For millions of other Canadians the internet means freedom — freedom to communicate with each other, freedom to learn, freedom to share, freedom to explore, freedom to say what they want, when they want, without fear, I said.
And I truly believe that.
I’m a very ordinary person — a father with a wife and a daughter. And this is all about the rights of ordinary people.
Was I nervous at the hearing? Extremely. But I didn’t have a choice. I’ve been writing about freedom of speech for years and when Crookes demanded I take down a link to a link which linked to online posts which he claims defamed him, the only thing I could do was refuse.
And I’d do it again.
But having said that, I don’t believe my refusal amounts to anything special.

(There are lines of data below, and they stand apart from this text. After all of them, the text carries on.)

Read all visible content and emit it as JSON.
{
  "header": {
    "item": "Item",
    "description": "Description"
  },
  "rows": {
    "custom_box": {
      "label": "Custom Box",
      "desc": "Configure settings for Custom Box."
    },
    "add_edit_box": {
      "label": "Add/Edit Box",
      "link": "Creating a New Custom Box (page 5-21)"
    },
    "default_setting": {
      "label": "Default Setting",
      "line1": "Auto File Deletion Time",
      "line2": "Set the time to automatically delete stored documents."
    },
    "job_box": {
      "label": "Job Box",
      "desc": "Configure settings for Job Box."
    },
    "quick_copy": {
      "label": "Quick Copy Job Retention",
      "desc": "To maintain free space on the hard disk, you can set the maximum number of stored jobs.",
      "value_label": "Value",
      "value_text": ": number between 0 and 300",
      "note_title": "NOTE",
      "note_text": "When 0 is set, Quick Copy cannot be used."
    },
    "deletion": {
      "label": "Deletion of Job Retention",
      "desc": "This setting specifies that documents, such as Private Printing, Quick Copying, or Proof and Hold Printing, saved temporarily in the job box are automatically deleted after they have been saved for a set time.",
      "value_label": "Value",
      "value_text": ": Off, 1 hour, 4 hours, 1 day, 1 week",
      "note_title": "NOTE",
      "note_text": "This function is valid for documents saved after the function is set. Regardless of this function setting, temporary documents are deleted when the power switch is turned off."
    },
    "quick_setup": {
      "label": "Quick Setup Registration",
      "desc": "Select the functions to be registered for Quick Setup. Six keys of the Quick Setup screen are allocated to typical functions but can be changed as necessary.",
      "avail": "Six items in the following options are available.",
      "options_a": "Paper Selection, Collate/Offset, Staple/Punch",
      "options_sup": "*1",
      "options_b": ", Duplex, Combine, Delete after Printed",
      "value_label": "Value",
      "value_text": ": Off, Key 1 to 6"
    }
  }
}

It wasn’t a deliberate act of defiance initiated by me. The article in which the contested link featured was talking about freedom of speech. My refusal to remove the link sprang directly from my philosophy that information not only should be, but must be, freely shared.
But I should also make it clear I believe in freedom of speech within commonly agreed bounds of decency and morality.
Meanwhile, I just happened to be the one Crookes targeted for linking — and only linking — among a flood of other defamation cases he’d launched.
Freedom to link
On December 8, I was in a room with more than just a few lawyers, many (most?) of them, representing corporations such as Google, eBay and Yahoo, They were there because, to be blunt, a decision in Crookes’ favourWould have had a potentially disastrous affect on the vast commercial interests which depend on free linking.
However, also present will be people who care about freedom of speech for itself, such as the Canadian Internet Policy and Public Interest Clinic (CIPPIC), Canadian Civil Liberties Association, BC Civil Liberties Association.
Arguing directly against Crookes’ legal representatives on my behalf and, by default, for you as well, will be my lawyer, Dan Burnett, a brilliant media specialist. And he’ll be doing that without pay.
For me, it was an experience I would definitely rather not Have had, and it weighed on me.
Will online freedom of speech survive in Canada?
Now we know.
Hyperlinking to allegedly defamatory material can’t be construed as publishing it, the Supreme Court has ruled.
I’ll publish the decision in full tomorrow.